Konya bu gibi programların öyle çok da yapıldığı bir şehir değil… Vatandaşın etkinlikleri rahat takip edebilmesinden öte, Esnaf, Turizmci ve bu işlerden nasiplenen herkes için bu tip çalışmaların zamana yayılmasında fayda yok mu?

Bu tip etkinlikler belli bir takvime göre elbet, bir nedeni de vardır…

Ancak Konya, çok nadir yaşadığı organizasyonları tam anlamıyla değerlendirebilmesi, Otelcinin ayaklarıyla gelen müşterisini yersizlikten geri göndermemesi, Esnafın “yok çekmemesi”, Hizmet sektörünün hizmet kalitesini düşürmemesi adına bu tip organizasyonların zamana yayılması bence büyük önem taşıyor.  

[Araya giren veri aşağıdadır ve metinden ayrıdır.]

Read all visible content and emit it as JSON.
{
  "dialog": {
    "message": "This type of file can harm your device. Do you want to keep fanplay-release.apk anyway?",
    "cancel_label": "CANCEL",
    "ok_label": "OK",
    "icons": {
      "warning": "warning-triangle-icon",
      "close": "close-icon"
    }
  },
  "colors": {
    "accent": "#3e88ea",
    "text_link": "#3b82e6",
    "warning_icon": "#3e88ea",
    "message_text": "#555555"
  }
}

Her ne kadar artık bu tip organizasyonlara gerek kamu gerekse özel sektör hazırlıklı desek te daha iyi, daha nitelikli, daha kaliteli hizmet edebilmek ve karlılığının en üst seviyede olabilmesi için, çoğunluğunda bu görüşte olduğunu biliyorum…      

… 

Bu organizasyon yeteneğini bir gün öyle geliştiririz ki, Davutoğlu ile Erdoğan’ın programlarını bile aynı saate denk getirmemeyi başarabiliriz, kim bilir? 

Paralel Kapı…

Bu hukuk işlerinden pek bi şey anlamıyorum. O üst mahkemeye başvuracakmış başvurmamış yan mahkemeye başvurmuş, biri tutmuş bir yemiş bir hani bana demiş vs. vs. İzah etsin diye bir dostu aradım. Bilmem ne maddesinin bilmem kaçıncı fıkrası dedi; dur dedim, bana anlayacağım dilden konuş; “Açılması gerekeni değil, paralel kapıyı açmışlar, arkasında duvar çıkmış toslamışlar” dedi.

Teşekkür ettim…

Halkın dilinden anlamak bu olsa gerek.

…..

Egemenlik aslında kimin?

Çok etkileyici bir hikayeydi;

Ana konu; Baba eve gelmeden aile bireylerinin sofraya oturmamasının gerekliliği…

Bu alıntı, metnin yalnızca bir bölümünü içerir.